With its seven cobbles sectors, the fourth stage of the Tour de France looks very much like the Paris-Roubaix classic.
At 223.5-kilometer, it's also the longest of the race this year and comes after two days of frenetic racing in the Netherlands and Belgium. For Nairo Quintana's Movistar team manager, it's far too much.
"This is the stage of all dangers, I can't believe that we have to tackle such a dangerous stage at the Tour de France," Unzue told The Associated Press. "There were many incidents last year on the cobbles, and the riders don't deserve a day like this.
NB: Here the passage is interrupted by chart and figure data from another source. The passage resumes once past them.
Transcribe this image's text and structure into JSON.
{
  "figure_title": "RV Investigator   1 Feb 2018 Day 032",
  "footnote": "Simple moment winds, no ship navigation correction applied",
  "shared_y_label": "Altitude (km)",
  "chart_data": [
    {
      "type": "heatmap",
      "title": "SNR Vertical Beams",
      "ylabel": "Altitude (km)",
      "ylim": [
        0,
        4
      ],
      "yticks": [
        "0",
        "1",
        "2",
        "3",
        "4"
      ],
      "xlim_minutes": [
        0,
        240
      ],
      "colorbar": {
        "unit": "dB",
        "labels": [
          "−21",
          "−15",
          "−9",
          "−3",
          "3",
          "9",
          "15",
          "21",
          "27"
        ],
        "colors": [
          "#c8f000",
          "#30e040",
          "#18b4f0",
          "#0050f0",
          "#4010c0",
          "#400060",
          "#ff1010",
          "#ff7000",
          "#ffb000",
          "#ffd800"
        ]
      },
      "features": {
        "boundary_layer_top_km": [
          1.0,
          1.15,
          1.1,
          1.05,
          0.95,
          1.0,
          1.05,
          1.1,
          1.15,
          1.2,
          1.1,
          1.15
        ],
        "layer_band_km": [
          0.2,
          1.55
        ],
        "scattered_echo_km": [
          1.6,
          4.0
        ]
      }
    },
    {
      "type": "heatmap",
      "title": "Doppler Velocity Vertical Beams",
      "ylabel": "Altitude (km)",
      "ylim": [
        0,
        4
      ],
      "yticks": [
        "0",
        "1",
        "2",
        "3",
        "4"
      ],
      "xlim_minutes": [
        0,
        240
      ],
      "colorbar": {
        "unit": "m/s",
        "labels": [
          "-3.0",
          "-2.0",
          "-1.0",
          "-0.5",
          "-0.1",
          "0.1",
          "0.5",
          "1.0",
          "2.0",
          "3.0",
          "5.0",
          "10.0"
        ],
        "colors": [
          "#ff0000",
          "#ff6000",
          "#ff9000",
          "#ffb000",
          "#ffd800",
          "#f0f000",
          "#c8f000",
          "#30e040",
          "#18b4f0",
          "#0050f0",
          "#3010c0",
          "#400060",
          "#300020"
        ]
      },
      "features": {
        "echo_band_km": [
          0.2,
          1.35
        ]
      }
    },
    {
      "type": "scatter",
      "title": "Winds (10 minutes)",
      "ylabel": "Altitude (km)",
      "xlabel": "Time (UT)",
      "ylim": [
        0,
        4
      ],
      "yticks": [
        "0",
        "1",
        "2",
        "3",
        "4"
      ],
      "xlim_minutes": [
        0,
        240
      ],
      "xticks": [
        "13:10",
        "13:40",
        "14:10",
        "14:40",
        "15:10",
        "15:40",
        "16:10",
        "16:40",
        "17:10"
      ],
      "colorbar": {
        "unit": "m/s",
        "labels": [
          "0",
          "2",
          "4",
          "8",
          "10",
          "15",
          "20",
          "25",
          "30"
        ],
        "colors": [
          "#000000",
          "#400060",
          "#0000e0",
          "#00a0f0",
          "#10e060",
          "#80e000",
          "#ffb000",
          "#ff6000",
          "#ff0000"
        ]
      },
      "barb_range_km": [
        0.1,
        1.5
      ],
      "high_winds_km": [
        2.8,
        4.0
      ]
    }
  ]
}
Cycling is already one of the most dangerous sports, there is no need for extra danger."
Quintana, one of the four favorites for the yellow jersey alongside Chris Froome, Vincenzo Nibali and Alberto Contador, was briefly dropped after the first section of cobblestones Tuesday but easily made his way back in the peloton.
Raymond Poulidor, the eternal Tour de France runner-up, was left baffled by the organizers' decision to neutralize the third stage of the race because of a massive crash.
Tour director Christian Prudhomme said the 10-minute interruption of the race on Monday was made to ensure the riders' safety. In Poulidor's opinion, it went against cycling's etiquette.
"Prudhomme said it himself, riders are like wild animals, they don't want to stop after a crash, they want to go for the kill," Poulidor told The Associated Press at the start of Tuesday's stage to Cambrai.
Poulidor, who secured eight podium finishes at the Tour during his career, said the race would have never been stopped in his racing days. At the 1968 Tour, he was involved in a serious crash after a motorbike knocked him over and fell on top of him.
"During my time, when a rider was down he was attacked," Poulidor said. "When I was hit by the motorbike, I was almost dead on the side of the road and my rivals attacked. When I had a puncture, I was attacked, when I stopped for a piss, I was attacked. And that was normal."
Back in the yellow jersey for the first time since winning the Tour de France two years ago, British rider Chris Froome leads out the peloton Tuesday for the fourth stage of the race.
Froome took the jersey from Fabian Cancellara in Monday's crash-marred third stage, and holds a slim one-second lead over German rider Tony Martin and 13 seconds over American rider Tejay Van Garderen.
After two days of chaotic racing, stage 4 promises to be another eventful one. At 223.5 kilometers it is the longest of the race and features several treacherous cobblestone sections that should ensure some nerve-jangling moments for a peloton somewhat banged-up after Monday's heavy crash took down some 20 riders.